We reject the further contention of defendant that he was deprived of a fair trial based upon comments made by the prosecutor during her summation. We conclude that the prosecutor's comments at issue were “a fair response to defense counsel's summation and did not exceed the bounds of legitimate advocacy” (People v. Melendez, 11 A.D.3d 983, 984, 782 N.Y.S.2d 893, lv. denied 4 N.Y.3d 888, 798 N.Y.S.2d 734, 831 N.E.2d 979 ). We also note that, “although the prosecutor improperly commented on facts not in evidence, the court sustained defendant's objection to those improper comments and any prejudicial effect therefore was dispelled” (People v. Davis, 38 A.D.3d 1170, 1172, 832 N.Y.S.2d 352, lv. denied 9 N.Y.3d 842, 840 N.Y.S.2d 769, 872 N.E.2d 882, cert. denied 552 U.S. 1065, 128 S.Ct. 713, 169 L.Ed.2d 559 ).

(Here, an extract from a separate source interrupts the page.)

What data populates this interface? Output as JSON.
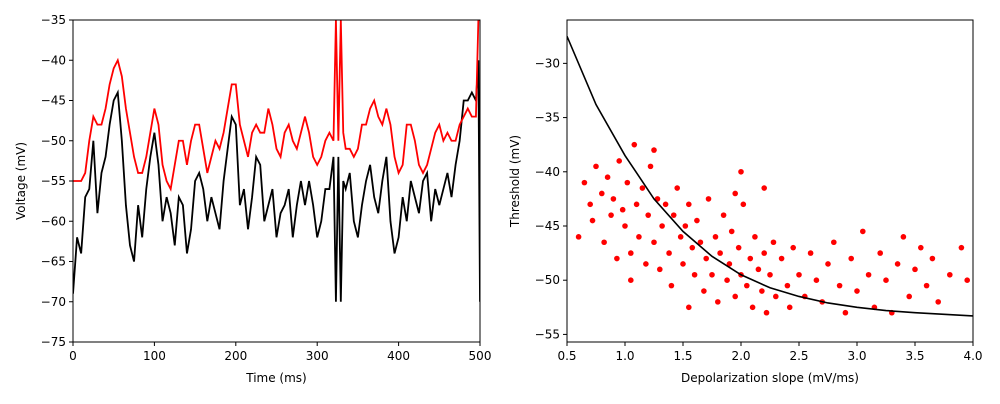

We also reject defendant's contention that he was punished for exercising his right to a jury trial. “ ‘[T]he mere fact that a sentence imposed after trial is greater than that offered in connection with plea negotiations is not proof that defendant was punished for asserting his right to trial ..., and there is no indication in the record before us that the sentencing court acted in a vindictive manner based on defendant's exercise of the right to a trial’ ” (People v. Stubinger, 87 A.D.3d 1316, 1317, 929 N.Y.S.2d 813, lv. denied 18 N.Y.3d 862, 938 N.Y.S.2d 869, 962 N.E.2d 294 ), or that the court “ ‘placed undue weight upon defendant's ill-advised decision to reject [a] favorable plea bargain and proceed to trial’ ” (People v. Smith, 21 A.D.3d 1277, 1278, 801 N.Y.S.2d 663, lv. denied 7 N.Y.3d 763, 819 N.Y.S.2d 889, 853 N.E.2d 260 ). Defendant failed to preserve for our review his contention that “the court at sentencing erroneously considered crimes of which he was not convicted,” and we decline to exercise our power to review that contention as a matter of discretion in the interest of justice (People v. Faison, 113 A.D.3d 1135, 1136–1137, 977 N.Y.S.2d 862, lv. denied 23 N.Y.3d 1036, 993 N.Y.S.2d 250, 17 N.E.3d 505 [July 24, 2014] ; see generally People v. Hirsh, 106 A.D.3d 1546, 1548, 965 N.Y.S.2d 266, lv. denied 22 N.Y.3d 1088, 981 N.Y.S.2d 674, 4 N.E.3d 976 ). Finally, we conclude that the sentence is not unduly harsh or severe.
It is hereby ORDERED that the judgment so appealed from is unanimously affirmed.